We begin with the cleaned clothing reviews dataset and tokenize the review text into bigrams, followed by separating the bigrams into two individual words and filtering out any stop words or irrelevant words. Then we count the occurrences of each pair of words (bigrams) and remove any rows with missing values. After data cleaning, we create a network graph data object from the pair bigram dataset, filtering out bigrams with a count less than 40 and calculate the centrality and assign community groups using the Infomap algorithm. Lastly, the network graph is plotted, where the edges between nodes are represented as gray lines, while the nodes are displayed as points with varying sizes based on their centrality measures. The color of the nodes represents the community groups, and the labels of the nodes are displayed.

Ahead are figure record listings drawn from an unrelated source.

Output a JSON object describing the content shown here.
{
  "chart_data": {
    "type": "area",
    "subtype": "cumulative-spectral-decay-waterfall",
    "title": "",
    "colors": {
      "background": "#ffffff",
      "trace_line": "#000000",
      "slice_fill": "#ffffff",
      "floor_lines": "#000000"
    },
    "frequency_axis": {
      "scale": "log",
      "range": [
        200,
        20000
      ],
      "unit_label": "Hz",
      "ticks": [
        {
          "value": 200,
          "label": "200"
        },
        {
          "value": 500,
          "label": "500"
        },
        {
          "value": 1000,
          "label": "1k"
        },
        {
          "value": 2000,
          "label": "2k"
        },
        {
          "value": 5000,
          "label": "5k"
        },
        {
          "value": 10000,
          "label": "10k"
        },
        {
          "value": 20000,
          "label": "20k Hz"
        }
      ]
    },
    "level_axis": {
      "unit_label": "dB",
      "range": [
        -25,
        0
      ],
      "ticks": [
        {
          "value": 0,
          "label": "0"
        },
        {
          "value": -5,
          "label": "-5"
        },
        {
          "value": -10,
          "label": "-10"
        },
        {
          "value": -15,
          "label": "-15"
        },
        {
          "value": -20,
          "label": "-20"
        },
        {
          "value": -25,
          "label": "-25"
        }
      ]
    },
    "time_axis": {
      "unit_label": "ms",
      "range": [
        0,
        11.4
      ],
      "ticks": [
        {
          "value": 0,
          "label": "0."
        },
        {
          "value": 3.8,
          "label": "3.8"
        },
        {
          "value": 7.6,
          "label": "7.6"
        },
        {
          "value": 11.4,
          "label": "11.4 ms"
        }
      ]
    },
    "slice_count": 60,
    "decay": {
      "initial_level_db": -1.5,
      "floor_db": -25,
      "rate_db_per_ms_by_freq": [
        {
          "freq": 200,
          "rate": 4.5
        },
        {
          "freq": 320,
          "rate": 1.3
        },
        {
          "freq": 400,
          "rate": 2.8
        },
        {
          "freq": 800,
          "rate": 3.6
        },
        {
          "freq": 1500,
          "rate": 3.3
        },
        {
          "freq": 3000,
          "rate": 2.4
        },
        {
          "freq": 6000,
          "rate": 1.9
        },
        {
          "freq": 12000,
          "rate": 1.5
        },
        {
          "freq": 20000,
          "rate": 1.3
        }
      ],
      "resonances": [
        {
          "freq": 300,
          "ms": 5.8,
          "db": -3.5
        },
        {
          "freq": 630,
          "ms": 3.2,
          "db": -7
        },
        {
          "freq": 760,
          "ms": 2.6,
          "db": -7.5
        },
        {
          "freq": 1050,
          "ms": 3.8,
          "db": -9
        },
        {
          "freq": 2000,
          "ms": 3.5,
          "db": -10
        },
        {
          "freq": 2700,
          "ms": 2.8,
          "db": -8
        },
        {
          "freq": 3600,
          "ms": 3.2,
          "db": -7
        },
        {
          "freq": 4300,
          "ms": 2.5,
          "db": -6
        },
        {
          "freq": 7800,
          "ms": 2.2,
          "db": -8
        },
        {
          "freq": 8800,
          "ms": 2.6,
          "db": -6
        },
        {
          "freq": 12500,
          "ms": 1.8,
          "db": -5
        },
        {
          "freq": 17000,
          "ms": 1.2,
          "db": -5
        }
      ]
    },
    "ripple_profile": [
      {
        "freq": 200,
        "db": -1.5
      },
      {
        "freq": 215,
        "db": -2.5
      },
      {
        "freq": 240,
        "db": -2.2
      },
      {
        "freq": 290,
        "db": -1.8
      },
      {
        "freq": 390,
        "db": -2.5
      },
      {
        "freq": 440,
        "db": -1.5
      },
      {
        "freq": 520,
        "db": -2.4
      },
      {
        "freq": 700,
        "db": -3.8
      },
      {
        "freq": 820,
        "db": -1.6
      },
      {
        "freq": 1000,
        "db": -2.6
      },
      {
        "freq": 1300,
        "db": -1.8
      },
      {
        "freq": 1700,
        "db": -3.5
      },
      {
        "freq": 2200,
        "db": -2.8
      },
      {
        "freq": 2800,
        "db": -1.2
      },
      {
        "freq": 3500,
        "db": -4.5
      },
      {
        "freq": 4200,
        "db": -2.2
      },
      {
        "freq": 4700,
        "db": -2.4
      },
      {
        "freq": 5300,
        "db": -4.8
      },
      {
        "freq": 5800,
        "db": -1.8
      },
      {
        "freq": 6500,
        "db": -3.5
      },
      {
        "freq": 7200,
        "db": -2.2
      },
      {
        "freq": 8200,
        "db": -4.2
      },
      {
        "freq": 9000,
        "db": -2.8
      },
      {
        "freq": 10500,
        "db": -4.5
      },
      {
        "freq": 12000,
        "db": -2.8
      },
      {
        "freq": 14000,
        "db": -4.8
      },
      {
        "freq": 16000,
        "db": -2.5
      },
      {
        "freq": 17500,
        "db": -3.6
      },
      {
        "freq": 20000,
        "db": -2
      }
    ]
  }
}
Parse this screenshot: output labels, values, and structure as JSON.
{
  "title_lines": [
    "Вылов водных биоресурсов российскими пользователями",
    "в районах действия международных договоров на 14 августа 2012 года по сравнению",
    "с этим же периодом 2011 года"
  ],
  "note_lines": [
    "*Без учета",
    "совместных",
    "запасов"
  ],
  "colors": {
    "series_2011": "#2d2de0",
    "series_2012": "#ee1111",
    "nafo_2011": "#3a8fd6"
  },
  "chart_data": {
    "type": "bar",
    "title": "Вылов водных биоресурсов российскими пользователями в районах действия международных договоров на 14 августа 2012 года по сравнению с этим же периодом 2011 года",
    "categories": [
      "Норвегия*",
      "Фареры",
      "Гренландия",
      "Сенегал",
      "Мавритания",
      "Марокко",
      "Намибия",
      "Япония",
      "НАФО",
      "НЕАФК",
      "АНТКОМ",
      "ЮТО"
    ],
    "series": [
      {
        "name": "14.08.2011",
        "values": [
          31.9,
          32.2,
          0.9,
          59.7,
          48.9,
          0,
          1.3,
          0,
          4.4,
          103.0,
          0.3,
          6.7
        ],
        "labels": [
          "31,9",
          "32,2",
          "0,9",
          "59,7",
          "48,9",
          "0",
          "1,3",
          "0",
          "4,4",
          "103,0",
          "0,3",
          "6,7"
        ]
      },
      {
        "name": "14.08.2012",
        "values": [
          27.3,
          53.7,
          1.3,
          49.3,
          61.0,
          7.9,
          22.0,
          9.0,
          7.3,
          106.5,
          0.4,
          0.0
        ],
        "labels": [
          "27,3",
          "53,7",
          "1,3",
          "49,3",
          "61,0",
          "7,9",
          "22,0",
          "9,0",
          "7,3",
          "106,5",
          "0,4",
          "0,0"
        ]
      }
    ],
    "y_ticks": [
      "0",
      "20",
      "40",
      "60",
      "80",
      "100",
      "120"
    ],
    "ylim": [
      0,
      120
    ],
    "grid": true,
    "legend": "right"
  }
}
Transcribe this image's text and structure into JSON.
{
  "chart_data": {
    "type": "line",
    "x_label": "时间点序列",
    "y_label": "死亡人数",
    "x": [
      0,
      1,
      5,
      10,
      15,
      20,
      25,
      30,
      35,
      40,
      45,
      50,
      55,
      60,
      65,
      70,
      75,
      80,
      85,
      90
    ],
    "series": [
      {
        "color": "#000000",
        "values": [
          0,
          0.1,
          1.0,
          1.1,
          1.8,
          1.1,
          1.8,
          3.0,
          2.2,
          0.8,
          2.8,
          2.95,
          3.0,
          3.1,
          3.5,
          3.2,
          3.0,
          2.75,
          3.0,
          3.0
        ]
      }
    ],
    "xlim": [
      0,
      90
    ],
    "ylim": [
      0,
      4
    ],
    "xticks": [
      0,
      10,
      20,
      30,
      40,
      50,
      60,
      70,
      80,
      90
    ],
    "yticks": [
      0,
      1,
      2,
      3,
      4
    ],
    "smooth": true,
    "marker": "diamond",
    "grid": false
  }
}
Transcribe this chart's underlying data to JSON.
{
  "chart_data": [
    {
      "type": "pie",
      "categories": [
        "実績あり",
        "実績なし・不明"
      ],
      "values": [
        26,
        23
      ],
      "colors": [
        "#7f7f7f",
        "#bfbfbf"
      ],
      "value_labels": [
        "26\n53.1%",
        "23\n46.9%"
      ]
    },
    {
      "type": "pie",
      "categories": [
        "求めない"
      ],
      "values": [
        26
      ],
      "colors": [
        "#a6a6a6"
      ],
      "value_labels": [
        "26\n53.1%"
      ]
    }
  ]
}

bigram_review <- clothing_cleaned %>%
  unnest_tokens(input = text_clean, 
                output = bigram, token = "ngrams", n = 2)

bigram_seprated <- bigram_review %>%
  separate(bigram, c("word1", "word2"), sep = " ") %>%
  filter(!word1 %in% c("br", stop_words$word),
         !word2 %in% c("br", stop_words$word))

pair_bigram <- bigram_seprated %>%
  count(word1, word2, sort = T) %>%
  na.omit()

# Creating a network graph data
graph_bigram <- pair_bigram %>%
  filter(n >= 100) %>%
  as_tbl_graph(directed = F) %>%
  mutate(centrality = centrality_degree(),    # centrality
         group = as.factor(group_infomap()))  # community

# Creating a network graph
set.seed(1234)
ggraph(graph_bigram, layout = "fr") +
  geom_edge_link(color = "gray50",             # edge color
                 alpha = 0.5) +                # edge contrast
  geom_node_point(aes(size = centrality/10,       # node size
                      color = group, alpha = 0.5),# node color
                  show.legend = F) +           # legend removal
  scale_size(range = c(5, 10)) +               # range of node size
  geom_node_text(aes(label = name), repel = T, size = 2) +
  theme_graph()

The network displayed above essentially conveys the truth, such as normal/larger/regular/medium size and fit perfectly, etc.